# wtt 2 AVET MXL reels & BLUE YONDER



## chumbucket2 (Apr 1, 2012)

looking to trade 2 mxl avets one gold one blue in great condition 10/10 plus a made in sweaden blue yonder to sweetn the pot for a 243 or 20 gauge for my son. thanks for looking.


----------



## Finger_Mullet (Aug 19, 2005)

Sell the reels in the market place and go buy a Marlin X7. I think you can still get them for around $300. Ruger American is another affordable rifle. My son has a Marlin XS7 in 243.

Darin


----------



## sharkslayer89 (Apr 16, 2007)

ive got a winchester model 70 coyote in 25wssm id be willing to trade


----------



## Finger_Mullet (Aug 19, 2005)

Chumbucket, You better jump all over that one!!!! Even if you don't like the caliber you can always trade it for a caliber of your liking.

Darin


----------



## chumbucket2 (Apr 1, 2012)

thanks guys, sent a pm to you sharkslayer


----------



## Finger_Mullet (Aug 19, 2005)

The 25Wssm should be an excellent youth gun. It is not actually a magnum. It is just a short fat 25-06. My oldest son killed his first deer with my 25-05 Remington when he was 7. The gun should have little recoil. It has a loud crack but it is very managable. Looks like ammo is comparable to 25-06 as well. When I shot factory loads, premium ammo was around $40 a box. I found several places on teh net with ammo in the same ballpark. If you handload it will not matter. 

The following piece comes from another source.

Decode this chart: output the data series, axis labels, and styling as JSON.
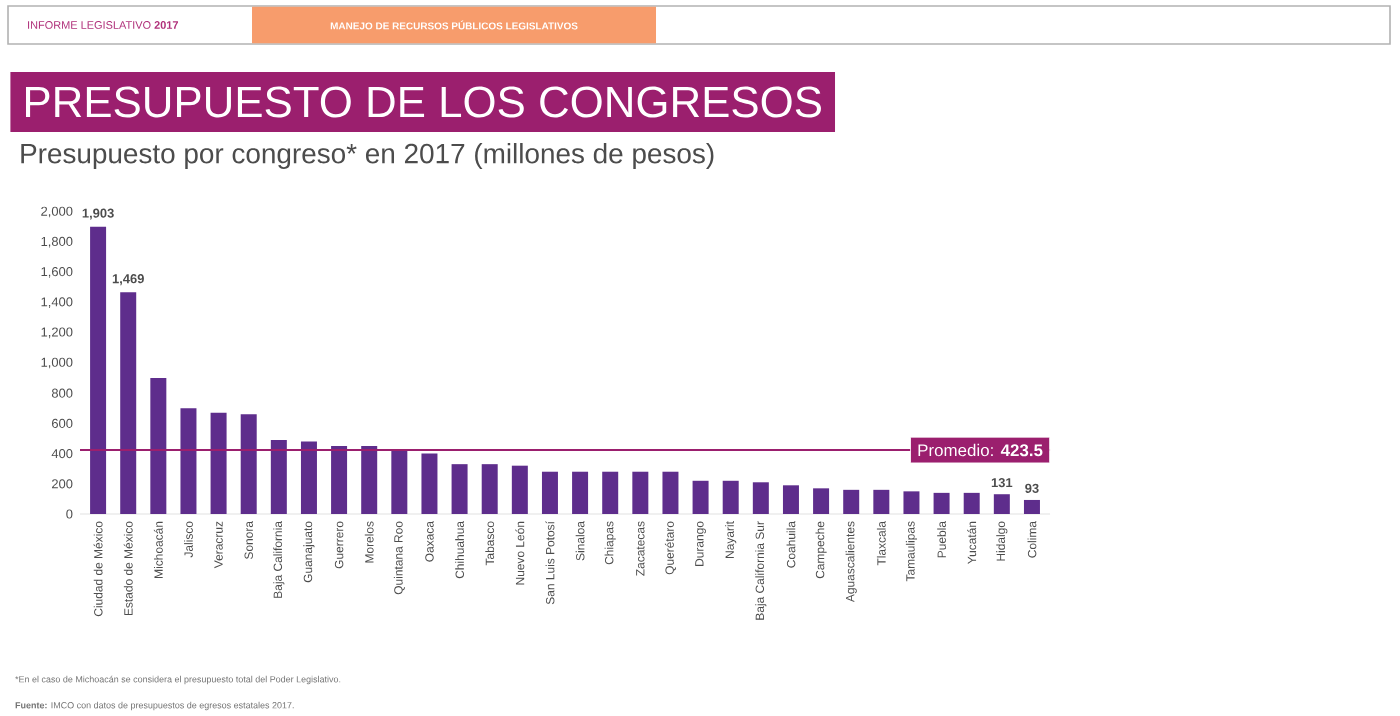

"Unlike the other WSSM rounds, the .25 is a magnum in name only, based on the case it uses. Performance wise it is a clone of the .25-06 Remington, making it well suited for medium to large game.[4] The 25 WSSM provides the same performance as the 25-06 Remington, with the advantage of having lighter short action rifles. "

You should have a fine gun for your child. Good luck!

Darin


----------



## chumbucket2 (Apr 1, 2012)

back up for trade never hured anything else about the deal. shotgun rifle or pistol


----------



## wdbrand (May 24, 2007)

Darin, he knows where the market place is. Same post over there.


----------